Authors Lounge discussion

15 views
Misc. > Need some created profanity

Comments (showing 1-9 of 9) (9 new)    post a comment »
dateDown arrow    newest »

message 1: by Tony (new)

Tony Talbot | 23 comments My WIP is set some time in the future - say 200 years or so. It's YA, but profanity doesn't bother me...what I want is some neologism profanity.

Something like Red Dwarfs "Smeg" or Judge Dredd's "Drok". I need some low level stuff - like "damn" and some higher level stuff like "f***"

I've done some internet digging and not come across anything that takes my fancy.

Also, what about alternative units of time, rather then second-minute-hour-day-week-month. I have years covered with "cycles", but I'm not happy with "twelfth" for a month and "seventh" for a day.

Go! (And thanks in advance!)


message 2: by Martin (new)

Martin Reed (pendrum) | 11 comments I'll let someone else tackle the profanity.

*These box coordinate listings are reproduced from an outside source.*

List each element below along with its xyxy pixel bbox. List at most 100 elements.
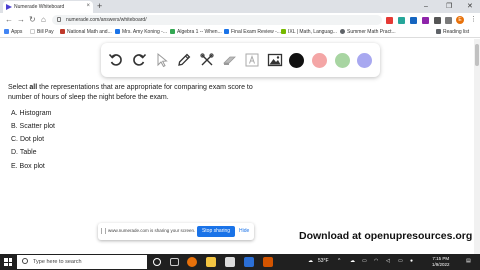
color-green-swatch[interactable] (335, 53, 350, 68)
browser-menu-icon[interactable]: ⋮ (470, 15, 477, 23)
numerade-favicon-icon (6, 4, 12, 10)
back-button[interactable]: ← (5, 14, 13, 26)
question-prefix: Select (8, 84, 30, 91)
tab-close-icon[interactable]: × (86, 3, 90, 9)
clock-date: 1/9/2022 (432, 262, 450, 267)
option-c: C. Dot plot (11, 136, 45, 143)
redo-icon[interactable] (129, 50, 149, 70)
bookmark-label: Algebra 1 -- When... (177, 29, 222, 35)
home-button[interactable]: ⌂ (41, 14, 46, 26)
bookmark-label: Bill Pay (37, 29, 54, 35)
bookmark-favicon-icon (340, 29, 345, 34)
bookmark-favicon-icon (115, 29, 120, 34)
bookmark-final-exam-review[interactable]: Final Exam Review -... (224, 28, 281, 37)
color-black-swatch[interactable] (289, 53, 304, 68)
wifi-icon[interactable]: ◠ (374, 258, 378, 264)
tray-chevron-icon[interactable]: ^ (338, 258, 340, 264)
tab-title: Numerade Whiteboard (14, 4, 65, 10)
taskbar-search-placeholder: Type here to search (33, 259, 82, 265)
image-icon[interactable] (265, 50, 285, 70)
minimize-button[interactable]: – (424, 1, 428, 12)
windows-start-icon[interactable] (4, 258, 12, 266)
stop-sharing-button[interactable]: Stop sharing (197, 226, 235, 237)
new-tab-button[interactable]: + (97, 1, 102, 12)
bookmark-label: Final Exam Review -... (231, 29, 282, 35)
color-purple-swatch[interactable] (357, 53, 372, 68)
eraser-icon[interactable] (220, 50, 240, 70)
bookmark-mrs-amy-koning[interactable]: Mrs. Amy Koning -... (115, 28, 167, 37)
chrome-tray-icon[interactable]: ● (410, 258, 413, 264)
text-box-icon[interactable] (242, 50, 262, 70)
url-text: numerade.com/answers/whiteboard/ (66, 17, 147, 23)
file-explorer-icon[interactable] (206, 257, 216, 267)
whiteboard-toolbar (101, 43, 380, 77)
weather-temperature[interactable]: 53°F (318, 258, 329, 264)
bookmarks-bar: Apps Bill Pay National Math and... Mrs. … (0, 27, 480, 38)
option-e: E. Box plot (11, 163, 45, 170)
option-a: A. Histogram (11, 110, 52, 117)
screen-share-bar: www.numerade.com is sharing your screen.… (98, 223, 254, 240)
extension-icon[interactable] (422, 17, 429, 24)
whiteboard-page: Select all the representations that are … (0, 39, 474, 257)
pen-icon[interactable] (174, 50, 194, 70)
cloud-icon[interactable]: ☁ (350, 258, 355, 264)
battery-icon[interactable]: ▭ (398, 258, 403, 264)
extension-icon[interactable] (386, 17, 393, 24)
drag-handle-icon[interactable] (101, 228, 106, 234)
app-icon[interactable] (263, 257, 273, 267)
undo-icon[interactable] (106, 50, 126, 70)
bookmark-national-math[interactable]: National Math and... (60, 28, 112, 37)
puzzle-extensions-icon[interactable] (434, 17, 441, 24)
bookmark-favicon-icon (224, 29, 229, 34)
profile-avatar[interactable]: E (456, 16, 464, 24)
extension-icon[interactable] (410, 17, 417, 24)
tab-numerade-whiteboard[interactable]: Numerade Whiteboard × (3, 1, 93, 13)
apps-grid-icon (4, 29, 9, 34)
question-suffix: the representations that are appropriate… (8, 84, 253, 101)
cortana-icon[interactable] (153, 258, 161, 266)
bookmark-apps[interactable]: Apps (4, 28, 22, 37)
bookmark-ixl[interactable]: IXL | Math, Languag... (281, 28, 337, 37)
hide-button[interactable]: Hide (239, 228, 249, 234)
option-d: D. Table (11, 149, 37, 156)
bookmark-label: National Math and... (67, 29, 112, 35)
bookmark-favicon-icon (60, 29, 65, 34)
network-icon[interactable]: ▭ (362, 258, 367, 264)
reading-list-label: Reading list (443, 29, 470, 35)
bookmark-label: Mrs. Amy Koning -... (122, 29, 168, 35)
reload-button[interactable]: ↻ (29, 14, 36, 26)
volume-icon[interactable]: ◁ (386, 258, 390, 264)
bookmark-favicon-icon (30, 29, 35, 34)
bookmark-summer-math[interactable]: Summer Math Pract... (340, 28, 396, 37)
pointer-icon[interactable] (152, 50, 172, 70)
store-icon[interactable] (225, 257, 235, 267)
bookmark-favicon-icon (281, 29, 286, 34)
bookmark-label: Summer Math Pract... (347, 29, 396, 35)
browser-tabstrip: Numerade Whiteboard × + – ❐ ✕ (0, 0, 480, 13)
chrome-taskbar-icon[interactable] (187, 257, 197, 267)
bookmark-favicon-icon (170, 29, 175, 34)
bookmark-label: Apps (11, 29, 23, 35)
extension-icon[interactable] (398, 17, 405, 24)
download-watermark: Download at openupresources.org (299, 230, 473, 242)
maximize-button[interactable]: ❐ (446, 1, 452, 12)
extension-icon[interactable] (445, 17, 452, 24)
reading-list-icon (436, 29, 441, 34)
bookmark-algebra-1[interactable]: Algebra 1 -- When... (170, 28, 222, 37)
bookmark-bill-pay[interactable]: Bill Pay (30, 28, 54, 37)
taskbar-search-box[interactable]: Type here to search (17, 255, 147, 269)
close-window-button[interactable]: ✕ (467, 1, 473, 12)
forward-button[interactable]: → (17, 14, 25, 26)
task-view-icon[interactable] (170, 258, 179, 266)
address-bar[interactable]: numerade.com/answers/whiteboard/ (52, 15, 382, 25)
notifications-icon[interactable]: ▤ (466, 258, 471, 264)
reading-list-button[interactable]: Reading list (436, 28, 469, 37)
scrollbar-thumb[interactable] (475, 44, 479, 66)
option-b: B. Scatter plot (11, 123, 55, 130)
taskbar-clock[interactable]: 7:15 PM 1/9/2022 (432, 256, 450, 268)
edge-icon[interactable] (244, 257, 254, 267)
color-pink-swatch[interactable] (312, 53, 327, 68)
vertical-scrollbar[interactable] (474, 39, 480, 257)
tools-icon[interactable] (197, 50, 217, 70)
weather-icon[interactable]: ☁ (308, 258, 313, 264)
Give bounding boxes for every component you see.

Possible names reflecting units of time:

Dial
Raster
Parse
Set
Sect
Node
Blink
Burst
Lapse
Junction
Rev
Phase
Sigma
Arc
Hertz
Hyper
Warp

Some of these are being used experimentally in my own WIP sci-fi, so if I end up seeing a critically acclaimed author going by the name of Tony sometime in the future using very similar terminology, I'll be sure to remember this thread.


message 3: by Tony (new)

Tony Talbot | 23 comments >>
critically acclaimed author going by the name of Tony
>>

I {blush} with your praise, sir!

Also, I like Dial and Parse :-)


message 4: by Jonny (new)

Jonny Gibbings (JonnyGibbings) | 18 comments Some surf slang works, as dude still is used.
Feck - obvious that one
Shiv - from prison term, will do you wrong n hurt you.
per - surf term. A shitty guy. comes from Raper
key/keys - from pikies


message 5: by Tony (new)

Tony Talbot | 23 comments I like Shiv and Per, I think I'll use those, thanks!


message 6: by Christopher (new)

Christopher Grey (greyauthor) | 34 comments I have the same problem, but in the ancient world. I've been able to skirt it by eluding to profanity, e.g., "he cursed"' but in general resorted to using modern profanity. Something made up deflates the impact. I'm writing the story in English, so it figures I would use translated profanity as well. In my experience using real words is not distracting but using fake ones are.


message 7: by Tony (new)

Tony Talbot | 23 comments Christopher wrote: "I have the same problem, but in the ancient world. I've been able to skirt it by eluding to profanity, e.g., "he cursed"' but in general resorted to using modern profanity. Something made up deflat..."

That's a tricky one; I know Victorian literature uses the initial-blank motid, "F-!", but that wouldn't work for a modern audience, would it?

I think most ancient mild profanity used variations of God, like Ounds, Zounds, Odd-bodkins. I think they kinda suck though.

I found this the other day, a Shakesperian insult kit:
http://www.pangloss.com/seidel/shake_...


message 8: by Jonny (new)

Jonny Gibbings (JonnyGibbings) | 18 comments Odd though that most of the swear words originate long ago. The C word (my fave) its origins is from the word 'cunny' form around 1230 and had the same meanings and use. Fuck first used in the early 1400's.


message 9: by Richard (new)

Richard Sutton (RichardSutton) | 110 comments Unless you're writing in a fantasy, created world scenario, why not curse in the language you;re writing in? Profanity is part of language. It adds accessibility to characters and immediacy to tense situations.